We established Wt and two Mt
We established Wt- and two Mt- (p.R308P and p.A350_N351ins8)-GATA2-expressing 32D Lomustine to analyze the cellular effects of Mt-GATA2 (Fig. 3A). Immunofluorescence analysis revealed that Mt-GATA2 showed similar localization in the nucleus as Wt-GATA2 (Fig. 3B). Both Wt- and mutant-GATA2-expressing 32D cells did not show autonomous proliferation without the presence of IL3. Furthermore, there was no difference of proliferation abilities at lower concentrations of IL3 between them, indicating that mutant GATA2 did not provide a growth advantage (Fig. 3C). Since mutant GATA2 did not affect the proliferation ability, we examined the G-CSF-mediated granulocytic differentiation in Wt- and Mt-GATA2-expressing 32D cells. Mock- and Wt-GATA2-expressing 32D cells were differentiated to mature neutrophils in the culture with G-CSF for 10 days, while Wt-GATA2 overexpression moderately impaired the granulocytic differentiation. In p.R308P-GATA2-expressing 32D cells, mature neutrophil counts and promyelocyte to neutrophil counts were significantly lower than those of Wt-GATA2-expressing 32D cells after the 10-day culture (P=0.020 and P=0.003, respectively), while promyelocyte to neutrophil counts were the same after the 14-day culture. However, in p.A350_N351ins8-GATA2-expressing 32D cells, mature neutrophil counts and promyelocyte to neutrophil counts were significantly lower than those of Wt-GATA2-expressing 32D cells both after the 10-day and the 14-day cultures (P=0.016 and P=0.0005 after 10 days, and P=0.009 and P=0.007 after 14 days, respectively), indicating that p.A350_N351ins8-GATA2 impaired the G-CSF-mediated granulocytic differentiation (Fig. 4A and B). These morphological results were confirmed by the surface expression of CD11b after G-CSF stimulation (Fig. 4C). CD11b expression levels of p.R308P-GATA2-expressing 32D cells were the same as Wt-GATA2-expressing 32D cells, while that of p.A350_N351ins8-GATA2-expressing 32D cells was significantly lower than those of Wt-GATA2-expressing 32D cells on day 14 (P=0.04).

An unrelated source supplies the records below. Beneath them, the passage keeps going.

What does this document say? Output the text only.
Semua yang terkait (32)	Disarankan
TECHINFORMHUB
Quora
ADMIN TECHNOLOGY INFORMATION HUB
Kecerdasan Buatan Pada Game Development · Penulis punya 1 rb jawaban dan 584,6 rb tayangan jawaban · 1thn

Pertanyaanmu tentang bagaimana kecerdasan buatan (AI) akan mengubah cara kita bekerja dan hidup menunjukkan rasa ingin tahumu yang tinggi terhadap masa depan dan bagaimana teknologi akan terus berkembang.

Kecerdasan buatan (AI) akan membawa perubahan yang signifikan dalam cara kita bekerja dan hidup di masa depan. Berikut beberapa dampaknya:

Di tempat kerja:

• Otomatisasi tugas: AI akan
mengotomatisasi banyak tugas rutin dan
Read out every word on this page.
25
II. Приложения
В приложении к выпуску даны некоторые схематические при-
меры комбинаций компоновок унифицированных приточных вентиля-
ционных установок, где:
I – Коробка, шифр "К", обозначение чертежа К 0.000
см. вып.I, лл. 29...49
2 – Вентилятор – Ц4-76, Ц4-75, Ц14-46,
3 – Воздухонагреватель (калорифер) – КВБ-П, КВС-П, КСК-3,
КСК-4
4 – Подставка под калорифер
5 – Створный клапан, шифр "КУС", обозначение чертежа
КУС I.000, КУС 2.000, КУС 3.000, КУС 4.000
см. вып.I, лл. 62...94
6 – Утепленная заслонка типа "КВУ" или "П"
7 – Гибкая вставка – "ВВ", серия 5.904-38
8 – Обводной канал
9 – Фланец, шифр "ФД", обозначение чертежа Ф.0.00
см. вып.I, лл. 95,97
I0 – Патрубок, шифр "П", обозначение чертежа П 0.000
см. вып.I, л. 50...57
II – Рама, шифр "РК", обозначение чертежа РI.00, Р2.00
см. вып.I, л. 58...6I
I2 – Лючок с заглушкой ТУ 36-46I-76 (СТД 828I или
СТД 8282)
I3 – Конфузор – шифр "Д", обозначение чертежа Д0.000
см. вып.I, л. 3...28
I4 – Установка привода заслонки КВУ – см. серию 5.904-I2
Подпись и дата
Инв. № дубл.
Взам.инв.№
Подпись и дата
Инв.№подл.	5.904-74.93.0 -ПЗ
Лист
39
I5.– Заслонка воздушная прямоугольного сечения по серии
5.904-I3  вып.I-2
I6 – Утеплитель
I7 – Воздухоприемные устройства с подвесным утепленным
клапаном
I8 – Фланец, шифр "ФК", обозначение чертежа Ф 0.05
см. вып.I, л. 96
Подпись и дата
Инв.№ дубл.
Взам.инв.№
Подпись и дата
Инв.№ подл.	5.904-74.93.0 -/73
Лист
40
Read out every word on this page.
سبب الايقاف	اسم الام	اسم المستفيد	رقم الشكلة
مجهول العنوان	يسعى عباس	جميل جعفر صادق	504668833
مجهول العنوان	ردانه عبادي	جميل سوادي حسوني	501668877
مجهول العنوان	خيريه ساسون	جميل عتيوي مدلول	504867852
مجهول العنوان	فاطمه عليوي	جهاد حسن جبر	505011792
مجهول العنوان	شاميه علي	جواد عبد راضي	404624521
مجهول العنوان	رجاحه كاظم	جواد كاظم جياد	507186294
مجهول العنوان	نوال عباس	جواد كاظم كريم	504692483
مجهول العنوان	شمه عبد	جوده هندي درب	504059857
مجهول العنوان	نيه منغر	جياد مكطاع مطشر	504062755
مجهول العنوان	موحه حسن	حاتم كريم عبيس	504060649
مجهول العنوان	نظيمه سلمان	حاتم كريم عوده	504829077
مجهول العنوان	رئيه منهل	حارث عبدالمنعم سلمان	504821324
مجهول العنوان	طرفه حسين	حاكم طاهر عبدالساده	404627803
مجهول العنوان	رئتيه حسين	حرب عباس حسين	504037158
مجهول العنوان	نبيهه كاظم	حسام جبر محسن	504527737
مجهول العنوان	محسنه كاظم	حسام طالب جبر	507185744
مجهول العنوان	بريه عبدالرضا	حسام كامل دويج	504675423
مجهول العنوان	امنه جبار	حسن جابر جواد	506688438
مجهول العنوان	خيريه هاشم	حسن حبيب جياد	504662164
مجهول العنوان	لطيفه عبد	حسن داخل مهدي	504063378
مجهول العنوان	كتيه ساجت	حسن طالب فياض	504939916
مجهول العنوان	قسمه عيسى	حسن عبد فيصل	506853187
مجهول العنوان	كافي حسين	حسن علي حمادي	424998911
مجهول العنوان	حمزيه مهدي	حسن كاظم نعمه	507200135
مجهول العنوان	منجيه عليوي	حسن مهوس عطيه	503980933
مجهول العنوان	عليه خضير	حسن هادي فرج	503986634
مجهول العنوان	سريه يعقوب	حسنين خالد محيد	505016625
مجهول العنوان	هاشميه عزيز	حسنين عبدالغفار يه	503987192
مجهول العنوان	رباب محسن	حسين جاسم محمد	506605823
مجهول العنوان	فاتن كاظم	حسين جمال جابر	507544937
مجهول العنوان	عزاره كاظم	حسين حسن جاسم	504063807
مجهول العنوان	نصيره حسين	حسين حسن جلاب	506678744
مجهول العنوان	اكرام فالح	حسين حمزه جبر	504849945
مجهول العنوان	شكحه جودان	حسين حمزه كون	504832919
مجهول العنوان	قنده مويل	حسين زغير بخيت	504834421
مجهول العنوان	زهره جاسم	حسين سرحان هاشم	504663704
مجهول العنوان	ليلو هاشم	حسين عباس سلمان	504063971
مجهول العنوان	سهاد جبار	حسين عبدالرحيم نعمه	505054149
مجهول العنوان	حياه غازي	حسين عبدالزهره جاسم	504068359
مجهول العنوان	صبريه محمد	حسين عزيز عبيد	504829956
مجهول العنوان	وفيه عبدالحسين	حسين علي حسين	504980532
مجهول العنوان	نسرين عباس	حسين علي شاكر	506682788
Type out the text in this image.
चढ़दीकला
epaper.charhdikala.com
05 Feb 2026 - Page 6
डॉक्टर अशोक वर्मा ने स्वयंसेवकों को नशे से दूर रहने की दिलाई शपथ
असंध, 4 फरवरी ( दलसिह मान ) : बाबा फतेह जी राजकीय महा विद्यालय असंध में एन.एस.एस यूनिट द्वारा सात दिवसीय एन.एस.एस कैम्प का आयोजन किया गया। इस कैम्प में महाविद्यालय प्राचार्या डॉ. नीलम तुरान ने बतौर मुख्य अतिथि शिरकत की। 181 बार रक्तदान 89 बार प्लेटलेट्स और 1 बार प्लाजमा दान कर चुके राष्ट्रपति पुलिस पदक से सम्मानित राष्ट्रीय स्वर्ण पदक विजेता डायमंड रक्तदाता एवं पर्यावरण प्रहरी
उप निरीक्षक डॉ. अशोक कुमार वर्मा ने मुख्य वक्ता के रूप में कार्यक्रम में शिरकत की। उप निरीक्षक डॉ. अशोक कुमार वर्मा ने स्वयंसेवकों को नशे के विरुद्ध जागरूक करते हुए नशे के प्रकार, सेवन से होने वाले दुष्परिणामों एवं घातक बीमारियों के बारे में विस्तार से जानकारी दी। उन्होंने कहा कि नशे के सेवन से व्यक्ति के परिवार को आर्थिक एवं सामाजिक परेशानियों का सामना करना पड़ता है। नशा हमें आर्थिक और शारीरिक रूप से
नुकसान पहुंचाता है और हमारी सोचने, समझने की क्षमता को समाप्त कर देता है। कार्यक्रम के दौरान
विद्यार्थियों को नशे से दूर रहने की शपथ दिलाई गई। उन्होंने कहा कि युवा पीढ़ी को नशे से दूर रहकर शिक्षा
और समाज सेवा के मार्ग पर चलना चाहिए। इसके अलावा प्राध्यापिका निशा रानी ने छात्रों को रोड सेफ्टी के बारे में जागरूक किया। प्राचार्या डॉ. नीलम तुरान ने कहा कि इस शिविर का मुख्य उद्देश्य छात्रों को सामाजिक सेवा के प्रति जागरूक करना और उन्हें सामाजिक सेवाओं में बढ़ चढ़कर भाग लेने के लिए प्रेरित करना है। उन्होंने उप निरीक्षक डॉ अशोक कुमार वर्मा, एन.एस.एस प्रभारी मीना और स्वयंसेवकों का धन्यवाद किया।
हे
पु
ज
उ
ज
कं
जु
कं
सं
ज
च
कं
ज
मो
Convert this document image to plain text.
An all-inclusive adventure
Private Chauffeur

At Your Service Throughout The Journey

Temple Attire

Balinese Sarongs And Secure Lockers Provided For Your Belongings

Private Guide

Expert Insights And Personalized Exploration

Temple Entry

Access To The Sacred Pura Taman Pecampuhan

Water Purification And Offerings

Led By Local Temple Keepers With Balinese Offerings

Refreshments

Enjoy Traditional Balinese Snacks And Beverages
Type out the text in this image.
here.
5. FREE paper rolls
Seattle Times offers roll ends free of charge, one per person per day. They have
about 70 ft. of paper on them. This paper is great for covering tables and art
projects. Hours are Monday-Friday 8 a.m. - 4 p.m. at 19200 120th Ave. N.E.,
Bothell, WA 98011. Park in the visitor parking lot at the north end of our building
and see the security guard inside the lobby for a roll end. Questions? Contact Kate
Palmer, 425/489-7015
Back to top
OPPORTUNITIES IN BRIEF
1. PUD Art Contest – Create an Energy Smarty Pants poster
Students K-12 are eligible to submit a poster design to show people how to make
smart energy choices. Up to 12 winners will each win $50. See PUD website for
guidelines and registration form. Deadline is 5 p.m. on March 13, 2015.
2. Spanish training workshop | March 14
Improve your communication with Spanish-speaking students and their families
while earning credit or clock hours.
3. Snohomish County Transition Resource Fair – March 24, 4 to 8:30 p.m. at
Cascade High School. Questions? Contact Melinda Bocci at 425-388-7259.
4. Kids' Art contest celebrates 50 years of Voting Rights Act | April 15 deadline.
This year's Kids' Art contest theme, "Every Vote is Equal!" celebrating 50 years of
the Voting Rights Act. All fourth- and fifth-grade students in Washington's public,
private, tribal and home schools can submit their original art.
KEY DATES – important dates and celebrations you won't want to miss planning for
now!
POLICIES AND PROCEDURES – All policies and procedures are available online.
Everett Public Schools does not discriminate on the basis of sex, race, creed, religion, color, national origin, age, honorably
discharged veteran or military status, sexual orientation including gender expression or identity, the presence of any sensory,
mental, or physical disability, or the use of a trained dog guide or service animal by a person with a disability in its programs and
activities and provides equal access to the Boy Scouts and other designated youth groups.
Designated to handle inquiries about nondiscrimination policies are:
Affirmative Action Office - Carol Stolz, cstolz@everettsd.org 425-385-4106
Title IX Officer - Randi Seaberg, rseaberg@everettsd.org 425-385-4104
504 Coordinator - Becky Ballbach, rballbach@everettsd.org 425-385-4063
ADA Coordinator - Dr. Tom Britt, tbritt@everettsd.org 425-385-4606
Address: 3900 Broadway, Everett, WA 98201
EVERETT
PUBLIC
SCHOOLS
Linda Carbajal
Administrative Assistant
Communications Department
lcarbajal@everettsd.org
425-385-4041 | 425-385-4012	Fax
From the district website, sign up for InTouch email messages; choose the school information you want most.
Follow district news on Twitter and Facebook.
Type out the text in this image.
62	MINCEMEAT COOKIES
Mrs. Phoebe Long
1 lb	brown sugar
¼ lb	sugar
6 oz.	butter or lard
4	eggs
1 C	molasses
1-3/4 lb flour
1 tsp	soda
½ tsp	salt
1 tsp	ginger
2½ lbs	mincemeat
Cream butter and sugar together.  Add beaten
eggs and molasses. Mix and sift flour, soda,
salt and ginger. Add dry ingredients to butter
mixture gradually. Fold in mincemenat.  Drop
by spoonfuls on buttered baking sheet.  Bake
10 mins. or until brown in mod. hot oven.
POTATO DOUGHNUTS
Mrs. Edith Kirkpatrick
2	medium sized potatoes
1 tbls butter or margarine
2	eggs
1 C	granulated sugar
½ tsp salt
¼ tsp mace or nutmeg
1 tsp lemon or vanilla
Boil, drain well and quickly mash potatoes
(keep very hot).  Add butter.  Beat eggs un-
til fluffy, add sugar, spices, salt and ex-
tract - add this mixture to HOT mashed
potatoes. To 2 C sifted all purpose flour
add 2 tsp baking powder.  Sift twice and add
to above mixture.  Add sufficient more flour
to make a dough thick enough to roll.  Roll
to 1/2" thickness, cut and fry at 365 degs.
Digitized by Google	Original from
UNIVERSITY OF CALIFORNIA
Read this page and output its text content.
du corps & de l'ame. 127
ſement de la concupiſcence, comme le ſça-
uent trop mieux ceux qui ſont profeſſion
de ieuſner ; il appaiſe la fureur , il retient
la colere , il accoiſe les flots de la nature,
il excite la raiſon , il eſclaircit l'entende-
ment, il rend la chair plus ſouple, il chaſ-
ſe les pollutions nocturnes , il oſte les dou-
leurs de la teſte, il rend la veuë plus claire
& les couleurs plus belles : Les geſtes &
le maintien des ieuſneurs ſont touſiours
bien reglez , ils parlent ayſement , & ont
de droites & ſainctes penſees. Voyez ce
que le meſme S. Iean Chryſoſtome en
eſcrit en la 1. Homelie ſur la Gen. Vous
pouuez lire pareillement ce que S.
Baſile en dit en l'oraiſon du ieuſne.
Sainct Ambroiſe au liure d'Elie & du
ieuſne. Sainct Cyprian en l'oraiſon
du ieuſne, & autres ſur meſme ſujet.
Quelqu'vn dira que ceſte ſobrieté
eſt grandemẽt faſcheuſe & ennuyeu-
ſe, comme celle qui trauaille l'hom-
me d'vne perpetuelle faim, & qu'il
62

Discussion In this study, we identified two novel GATA2 gene mutations (p.R308P in the ZF-1 domain and p.A350_N351ins8 in the ZF-2 domain) in adult de novo AML patients. Most mutations in the ZF-2 domain of the GATA2 gene are reportedly missense mutations. Although three types of in-frame deletion mutations were reported, p.A350_N351ins8 mutation was firstly identified as an in-frame insertion mutation in the ZF-2 domain. L359V mutation, which was recurrently identified in CML-BC, increased transactivation activity and inhibited myelomonocytic differentiation and proliferation. In contrast, T354M and T355del mutations, which were identified in families with hereditary MDS/AML, dominant-negatively reduced transactivation activity over Wt-GATA2. However, it is notable that T354M-GATA2 inhibited the all-trans retinoic acid (ATRA)-induced granulocytic differentiation of HL-60 cells, but T355del-GATA2 did not. Consistent with the T354M mutation, p.A350_N351ins8 mutation reduced DNA-binding and transcriptional activities and impaired G-CSF-induced granulocytic differentiation of 32D cells. However, in contrast to T354M-GATA2, p.A350_N351ins8-GATA2 did not show a dominant-negative effect over Wt-GATA2 by transcriptional assay. Since p.A350_N351ins8 mutation was heterozygous in the clinical sample, this result raised the question of how this mutation is involved in leukemogenesis, particularly in the impairment of granulocytic differentiation. In 32D cells, endogenous GATA2 expression was very faint by western blot and immunohistochemical analyses. Furthermore, Wt-GATA2 transcript was expressed little in the primary AML cells harboring p.A350_N351ins8-GATA2 mutation. These results suggested that p.A350_N351ins8-GATA2 might act as a loss of function of GATA2 in the absence of Wt-GATA2, resulting in the impairment of granulocytic differentiation. Recently, several kinds of missense mutations within the ZF-1 domain were reported in AML. Although transcriptional activities of GATA2 ZF-1 mutants were different among the mutation types, all of them reduced the capacity to enhance CEBPA-dependent activation of transcription. p.R308P-GATA2 did not show significant reduction of DNA-binding and transcriptional activities, while p.R308P-GATA2-expressing 32D cells revealed the delay of G-CSF-induced granulocytic differentiation, suggesting a possible effect on maturation machinery through the reduction of CEBPA-dependent transcriptional activity.